If what’s good enough for the Goose is good enough for the Gander, there should be a uniform policy?
This hasn’t been my experience at the tournaments I’ve travelled to and we don’t do it that way locally. Just this past weekend at Women’s / Nationals / Pin-Masters in Vegas, they had Sorcerer in the bank and played it with two players.
I agree that rules should be applied consistently, so if you generally play lock stealing games as single-player, TNA would fall into that category, but what’s the rationale for playing them single-player?
I only see an issue with multiplayer lock-stealing games if the process to re-lock balls is especially difficult. Games like Radical! or Fire! both force you to slog through the lock lighting process again to re-lock balls, which is a real drag. Games like TNA or Taxi aren’t a big deal because you can just pop them back in without difficult requalifying.
So I think it’s fine for the TD to make this decision on a game by game basis without creating a blanket rule across the board.
The rationale is that, if in single player, I have to earn my locks, an no-one can take them away from me. Conversely, if in multi-player, if I drain at the wrong moment, I can leave the locked balls to my opponent on a silver platter, which is considered “unfair” (by some measure of “unfair”).
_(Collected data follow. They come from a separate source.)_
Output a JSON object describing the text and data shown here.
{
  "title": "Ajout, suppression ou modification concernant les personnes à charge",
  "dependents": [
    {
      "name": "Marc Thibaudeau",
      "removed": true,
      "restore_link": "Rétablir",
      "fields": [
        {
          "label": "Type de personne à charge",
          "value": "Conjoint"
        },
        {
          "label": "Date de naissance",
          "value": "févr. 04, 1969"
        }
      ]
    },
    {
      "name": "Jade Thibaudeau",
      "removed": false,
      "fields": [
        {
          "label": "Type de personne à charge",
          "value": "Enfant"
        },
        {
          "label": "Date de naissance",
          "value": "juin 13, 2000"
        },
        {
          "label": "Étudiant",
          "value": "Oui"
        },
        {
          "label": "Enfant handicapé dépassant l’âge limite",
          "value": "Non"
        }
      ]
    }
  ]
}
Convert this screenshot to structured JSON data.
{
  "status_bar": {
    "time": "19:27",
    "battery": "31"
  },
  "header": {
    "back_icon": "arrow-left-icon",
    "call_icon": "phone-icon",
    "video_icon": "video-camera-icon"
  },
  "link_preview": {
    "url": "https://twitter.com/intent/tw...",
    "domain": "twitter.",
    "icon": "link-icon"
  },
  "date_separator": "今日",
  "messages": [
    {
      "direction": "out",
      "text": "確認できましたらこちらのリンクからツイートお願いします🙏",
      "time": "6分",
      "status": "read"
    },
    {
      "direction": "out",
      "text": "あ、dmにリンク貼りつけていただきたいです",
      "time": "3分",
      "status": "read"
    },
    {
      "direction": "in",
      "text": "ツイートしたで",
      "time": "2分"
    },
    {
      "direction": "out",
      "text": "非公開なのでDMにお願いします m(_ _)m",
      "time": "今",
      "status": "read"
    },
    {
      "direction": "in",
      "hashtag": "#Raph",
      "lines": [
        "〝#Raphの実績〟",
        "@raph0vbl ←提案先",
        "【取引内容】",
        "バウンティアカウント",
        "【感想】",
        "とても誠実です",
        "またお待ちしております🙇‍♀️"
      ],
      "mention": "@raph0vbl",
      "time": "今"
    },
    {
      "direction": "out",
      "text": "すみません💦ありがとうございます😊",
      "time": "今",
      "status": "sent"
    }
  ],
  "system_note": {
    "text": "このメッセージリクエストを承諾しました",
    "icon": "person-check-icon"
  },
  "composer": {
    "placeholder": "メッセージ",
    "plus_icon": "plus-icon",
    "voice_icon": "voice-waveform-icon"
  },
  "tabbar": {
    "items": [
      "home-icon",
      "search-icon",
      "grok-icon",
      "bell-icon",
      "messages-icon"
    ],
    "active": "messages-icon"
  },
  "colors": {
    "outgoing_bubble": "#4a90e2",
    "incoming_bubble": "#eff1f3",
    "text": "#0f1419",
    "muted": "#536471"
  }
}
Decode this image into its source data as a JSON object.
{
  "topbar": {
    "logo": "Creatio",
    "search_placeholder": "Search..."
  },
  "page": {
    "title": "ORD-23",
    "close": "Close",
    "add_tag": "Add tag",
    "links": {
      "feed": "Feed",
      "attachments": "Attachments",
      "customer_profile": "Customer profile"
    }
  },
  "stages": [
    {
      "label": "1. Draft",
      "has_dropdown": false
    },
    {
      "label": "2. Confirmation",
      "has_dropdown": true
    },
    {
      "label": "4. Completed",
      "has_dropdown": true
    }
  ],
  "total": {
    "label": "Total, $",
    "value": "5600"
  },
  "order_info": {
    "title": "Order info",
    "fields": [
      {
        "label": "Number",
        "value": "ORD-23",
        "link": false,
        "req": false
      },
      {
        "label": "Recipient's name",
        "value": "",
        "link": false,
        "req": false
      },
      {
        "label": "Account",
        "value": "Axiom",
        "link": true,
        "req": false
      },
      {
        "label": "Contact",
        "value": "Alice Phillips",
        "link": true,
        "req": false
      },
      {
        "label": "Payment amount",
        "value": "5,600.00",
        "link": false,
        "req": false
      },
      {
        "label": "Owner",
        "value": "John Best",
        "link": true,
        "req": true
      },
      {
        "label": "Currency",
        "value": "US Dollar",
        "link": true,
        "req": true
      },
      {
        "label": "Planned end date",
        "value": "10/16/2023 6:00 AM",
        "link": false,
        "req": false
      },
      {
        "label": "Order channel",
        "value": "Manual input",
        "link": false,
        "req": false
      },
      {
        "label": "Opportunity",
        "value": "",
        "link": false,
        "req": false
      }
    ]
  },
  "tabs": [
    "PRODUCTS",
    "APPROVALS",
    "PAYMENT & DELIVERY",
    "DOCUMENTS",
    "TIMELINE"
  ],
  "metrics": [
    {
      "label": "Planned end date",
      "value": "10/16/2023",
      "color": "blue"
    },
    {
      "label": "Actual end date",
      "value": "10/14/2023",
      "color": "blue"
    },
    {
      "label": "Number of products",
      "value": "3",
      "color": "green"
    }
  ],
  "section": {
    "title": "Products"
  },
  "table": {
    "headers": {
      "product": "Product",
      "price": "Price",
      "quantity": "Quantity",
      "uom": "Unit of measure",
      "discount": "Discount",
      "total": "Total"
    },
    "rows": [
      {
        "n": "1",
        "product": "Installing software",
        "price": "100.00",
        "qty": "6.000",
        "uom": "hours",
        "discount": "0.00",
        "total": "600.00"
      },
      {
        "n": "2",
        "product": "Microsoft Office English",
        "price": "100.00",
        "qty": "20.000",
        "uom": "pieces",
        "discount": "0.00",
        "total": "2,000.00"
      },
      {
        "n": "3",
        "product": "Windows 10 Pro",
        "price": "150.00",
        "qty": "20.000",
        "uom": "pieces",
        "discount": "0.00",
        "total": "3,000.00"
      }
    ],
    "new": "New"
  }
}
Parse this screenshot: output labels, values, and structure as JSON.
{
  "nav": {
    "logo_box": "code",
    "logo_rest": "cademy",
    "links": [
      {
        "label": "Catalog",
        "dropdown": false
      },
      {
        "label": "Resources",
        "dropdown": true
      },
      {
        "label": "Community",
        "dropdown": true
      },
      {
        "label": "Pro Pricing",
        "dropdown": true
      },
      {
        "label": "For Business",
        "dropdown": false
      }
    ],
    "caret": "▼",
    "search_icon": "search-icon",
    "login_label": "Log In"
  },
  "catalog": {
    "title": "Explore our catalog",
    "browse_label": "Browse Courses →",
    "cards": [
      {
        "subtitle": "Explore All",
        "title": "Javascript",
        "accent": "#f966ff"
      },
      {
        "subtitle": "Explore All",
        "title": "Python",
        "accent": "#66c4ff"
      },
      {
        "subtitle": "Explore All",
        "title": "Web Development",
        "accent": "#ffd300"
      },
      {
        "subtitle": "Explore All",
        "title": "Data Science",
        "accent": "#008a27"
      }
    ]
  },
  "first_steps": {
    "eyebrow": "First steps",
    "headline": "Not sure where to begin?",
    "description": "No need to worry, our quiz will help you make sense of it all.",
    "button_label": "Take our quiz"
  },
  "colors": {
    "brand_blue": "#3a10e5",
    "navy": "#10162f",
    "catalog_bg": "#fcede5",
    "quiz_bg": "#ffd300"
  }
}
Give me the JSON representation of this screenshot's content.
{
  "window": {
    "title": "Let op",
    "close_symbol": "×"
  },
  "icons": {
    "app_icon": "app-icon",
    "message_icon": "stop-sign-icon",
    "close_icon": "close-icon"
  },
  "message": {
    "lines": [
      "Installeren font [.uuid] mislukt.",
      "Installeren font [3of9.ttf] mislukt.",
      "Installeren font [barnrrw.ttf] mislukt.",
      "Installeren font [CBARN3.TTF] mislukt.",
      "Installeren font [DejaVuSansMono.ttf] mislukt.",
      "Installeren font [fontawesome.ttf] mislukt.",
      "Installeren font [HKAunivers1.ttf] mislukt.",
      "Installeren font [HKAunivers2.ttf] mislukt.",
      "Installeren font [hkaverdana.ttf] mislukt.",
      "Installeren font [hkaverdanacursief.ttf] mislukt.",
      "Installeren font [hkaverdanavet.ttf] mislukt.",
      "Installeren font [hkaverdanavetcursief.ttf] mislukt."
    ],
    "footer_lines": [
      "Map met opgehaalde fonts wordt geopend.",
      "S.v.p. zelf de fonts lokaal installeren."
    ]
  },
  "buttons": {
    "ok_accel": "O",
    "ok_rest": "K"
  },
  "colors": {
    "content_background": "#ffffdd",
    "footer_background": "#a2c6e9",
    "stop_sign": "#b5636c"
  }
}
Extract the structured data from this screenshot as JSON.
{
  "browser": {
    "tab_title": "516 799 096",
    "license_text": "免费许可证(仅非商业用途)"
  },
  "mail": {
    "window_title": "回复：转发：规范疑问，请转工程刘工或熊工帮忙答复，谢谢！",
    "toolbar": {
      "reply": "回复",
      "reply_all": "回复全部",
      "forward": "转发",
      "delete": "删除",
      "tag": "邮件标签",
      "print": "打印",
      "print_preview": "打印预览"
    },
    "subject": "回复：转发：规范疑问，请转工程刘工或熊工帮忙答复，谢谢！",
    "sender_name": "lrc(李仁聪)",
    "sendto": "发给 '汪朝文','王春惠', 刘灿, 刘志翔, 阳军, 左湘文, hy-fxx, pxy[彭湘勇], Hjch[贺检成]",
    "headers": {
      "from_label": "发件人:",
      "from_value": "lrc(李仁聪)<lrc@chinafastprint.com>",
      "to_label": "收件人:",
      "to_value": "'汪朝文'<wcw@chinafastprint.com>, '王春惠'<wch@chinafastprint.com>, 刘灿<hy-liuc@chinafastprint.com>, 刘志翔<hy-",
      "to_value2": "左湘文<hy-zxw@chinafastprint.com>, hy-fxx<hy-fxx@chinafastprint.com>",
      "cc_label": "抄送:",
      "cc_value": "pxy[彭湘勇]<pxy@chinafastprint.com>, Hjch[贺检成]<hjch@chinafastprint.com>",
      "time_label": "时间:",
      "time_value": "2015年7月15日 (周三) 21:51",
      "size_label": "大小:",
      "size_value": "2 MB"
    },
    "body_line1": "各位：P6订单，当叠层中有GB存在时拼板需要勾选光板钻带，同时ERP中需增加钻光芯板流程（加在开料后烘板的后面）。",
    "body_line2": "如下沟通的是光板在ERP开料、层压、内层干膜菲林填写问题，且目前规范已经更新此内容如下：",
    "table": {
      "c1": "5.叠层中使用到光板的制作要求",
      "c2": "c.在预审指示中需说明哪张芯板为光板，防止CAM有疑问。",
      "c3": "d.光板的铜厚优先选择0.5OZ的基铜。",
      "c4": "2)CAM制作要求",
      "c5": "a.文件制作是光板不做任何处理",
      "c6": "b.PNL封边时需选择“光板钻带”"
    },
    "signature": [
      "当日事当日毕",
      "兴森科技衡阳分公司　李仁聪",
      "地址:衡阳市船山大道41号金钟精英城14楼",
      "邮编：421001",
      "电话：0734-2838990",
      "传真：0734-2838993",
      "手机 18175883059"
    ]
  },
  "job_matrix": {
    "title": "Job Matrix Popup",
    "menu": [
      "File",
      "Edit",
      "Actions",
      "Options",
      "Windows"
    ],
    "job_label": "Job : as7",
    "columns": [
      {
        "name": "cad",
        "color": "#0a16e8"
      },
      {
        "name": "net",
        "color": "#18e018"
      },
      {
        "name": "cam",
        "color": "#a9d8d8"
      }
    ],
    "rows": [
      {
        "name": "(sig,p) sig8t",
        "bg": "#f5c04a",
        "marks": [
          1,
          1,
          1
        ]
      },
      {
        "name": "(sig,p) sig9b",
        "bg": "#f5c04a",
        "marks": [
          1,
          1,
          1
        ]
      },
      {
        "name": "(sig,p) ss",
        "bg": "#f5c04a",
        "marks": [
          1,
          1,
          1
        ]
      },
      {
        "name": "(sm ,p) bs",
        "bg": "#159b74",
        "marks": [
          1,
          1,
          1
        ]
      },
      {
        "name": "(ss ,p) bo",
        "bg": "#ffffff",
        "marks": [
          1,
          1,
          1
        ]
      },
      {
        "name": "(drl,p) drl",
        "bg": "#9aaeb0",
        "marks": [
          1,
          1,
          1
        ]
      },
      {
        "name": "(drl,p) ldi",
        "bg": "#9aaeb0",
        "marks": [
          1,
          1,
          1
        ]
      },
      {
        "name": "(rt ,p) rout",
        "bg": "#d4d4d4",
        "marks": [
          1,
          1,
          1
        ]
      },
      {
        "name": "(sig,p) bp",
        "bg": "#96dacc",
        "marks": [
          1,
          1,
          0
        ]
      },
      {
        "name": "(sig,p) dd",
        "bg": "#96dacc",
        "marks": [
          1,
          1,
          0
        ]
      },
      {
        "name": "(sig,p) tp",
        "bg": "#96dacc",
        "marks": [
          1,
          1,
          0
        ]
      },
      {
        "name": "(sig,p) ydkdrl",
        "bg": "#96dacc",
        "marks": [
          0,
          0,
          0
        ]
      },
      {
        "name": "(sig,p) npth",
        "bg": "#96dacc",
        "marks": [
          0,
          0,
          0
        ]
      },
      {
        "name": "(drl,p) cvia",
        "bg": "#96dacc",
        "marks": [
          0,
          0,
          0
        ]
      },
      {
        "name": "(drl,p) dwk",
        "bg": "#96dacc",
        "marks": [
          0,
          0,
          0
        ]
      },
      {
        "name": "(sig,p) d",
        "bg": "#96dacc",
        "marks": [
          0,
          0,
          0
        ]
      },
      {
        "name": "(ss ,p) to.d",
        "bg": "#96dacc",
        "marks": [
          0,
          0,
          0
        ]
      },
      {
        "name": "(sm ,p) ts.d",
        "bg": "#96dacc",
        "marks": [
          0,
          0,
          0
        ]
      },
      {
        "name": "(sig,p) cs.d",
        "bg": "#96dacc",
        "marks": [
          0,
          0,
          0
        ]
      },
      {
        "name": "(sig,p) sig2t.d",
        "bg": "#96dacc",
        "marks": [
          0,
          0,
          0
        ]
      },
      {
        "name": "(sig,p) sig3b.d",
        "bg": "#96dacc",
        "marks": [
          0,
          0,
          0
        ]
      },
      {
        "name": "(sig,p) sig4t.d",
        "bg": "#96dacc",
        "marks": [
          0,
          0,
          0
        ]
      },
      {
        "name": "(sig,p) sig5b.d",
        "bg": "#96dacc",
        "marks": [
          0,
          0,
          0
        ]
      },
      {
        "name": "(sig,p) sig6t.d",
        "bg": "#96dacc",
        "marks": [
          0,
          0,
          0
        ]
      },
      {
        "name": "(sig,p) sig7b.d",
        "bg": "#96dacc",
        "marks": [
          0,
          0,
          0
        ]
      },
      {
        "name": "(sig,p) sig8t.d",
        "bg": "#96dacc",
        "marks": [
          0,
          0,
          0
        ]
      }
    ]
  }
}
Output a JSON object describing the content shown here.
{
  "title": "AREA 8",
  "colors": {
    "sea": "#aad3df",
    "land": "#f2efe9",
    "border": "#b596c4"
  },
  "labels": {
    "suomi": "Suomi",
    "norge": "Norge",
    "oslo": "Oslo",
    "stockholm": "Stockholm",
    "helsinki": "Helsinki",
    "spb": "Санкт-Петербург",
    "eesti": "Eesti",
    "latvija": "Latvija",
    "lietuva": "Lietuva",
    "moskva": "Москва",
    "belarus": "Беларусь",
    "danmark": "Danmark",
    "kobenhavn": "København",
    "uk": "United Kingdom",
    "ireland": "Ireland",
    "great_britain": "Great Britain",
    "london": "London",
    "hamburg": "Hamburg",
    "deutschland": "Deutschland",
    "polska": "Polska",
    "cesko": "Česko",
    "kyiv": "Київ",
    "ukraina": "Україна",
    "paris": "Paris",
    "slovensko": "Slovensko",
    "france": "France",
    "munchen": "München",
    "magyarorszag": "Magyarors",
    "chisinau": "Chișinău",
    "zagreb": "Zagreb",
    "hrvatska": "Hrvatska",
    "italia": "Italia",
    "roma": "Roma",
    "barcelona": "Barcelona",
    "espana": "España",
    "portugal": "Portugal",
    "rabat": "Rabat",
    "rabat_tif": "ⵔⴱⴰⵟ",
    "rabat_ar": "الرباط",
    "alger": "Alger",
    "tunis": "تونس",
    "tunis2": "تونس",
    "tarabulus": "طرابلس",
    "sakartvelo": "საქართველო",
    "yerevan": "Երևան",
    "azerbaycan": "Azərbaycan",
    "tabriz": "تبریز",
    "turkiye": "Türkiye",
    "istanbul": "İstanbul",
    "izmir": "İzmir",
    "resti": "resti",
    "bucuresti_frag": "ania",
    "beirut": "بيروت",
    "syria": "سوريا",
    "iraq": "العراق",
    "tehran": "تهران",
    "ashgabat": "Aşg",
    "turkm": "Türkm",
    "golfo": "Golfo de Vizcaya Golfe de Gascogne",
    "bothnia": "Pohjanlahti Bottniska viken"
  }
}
At a recent tournament, I found that Addams was being played as a single-player game. Rationale: The first player gets the luxury of having additional balls served into the shooter lane, allowing for another skill shot. Subsequent players, once balls are locked by earlier players, get the ball served out of the swamp kick-out.
This was the first time I came across playing Addams that way. I have to agree with the reasoning: it is indeed an advantage to get a ball into the shooter lane. On the other hand, I’m wondering whether that isn’t taking the idea of fairness one step too far. (I’m honestly not decided on this one.)
In a head to head match lock stealing is perfectly fair. Decisions you make has a risk reward tradeoff. In a 4 player group I see it differently. I remember playing space station as player 2. All 3 balls I walked up to the machine with balls already locked and got them released. I don’t like the fact that choices P1 makes can benefit P2 to the disadvantage of P3 and P4.
In reality, I recommend playing TNA on P1 and P3 in 2p groups because danger through is still an issue and you don’t want to need to make that ruling. I need to understand the tilt software settings on TNA, maybe it can be balanced better.
This sounds suspiciously like a ball search exploit.
Edit to add: I don’t know fire well enough to know if that’s a true statement or not. Also I hate fire because of its shit dealing-with-locks programming.
I don’t think it’s a ball search as all the coils don’t fire. And it doesn’t happen every time. I’ve never figured out why it does it, it just does.
Agree on the lock behavior. Every so often on mine when locking a ball on the left it doesn’t spit one out until the ball gets to the lock. Then it spits out both.
To me, if you’re so worried about the advantage of getting more skill shots, then choose to go earlier/first. It’s a risk/reward of being able to see what you need vs. getting points for skill shots. It’s also why I’m against setting virtual locks for the most part (exceptions for when the hardware or software is crap dealing with lost/stolen/kicking out balls).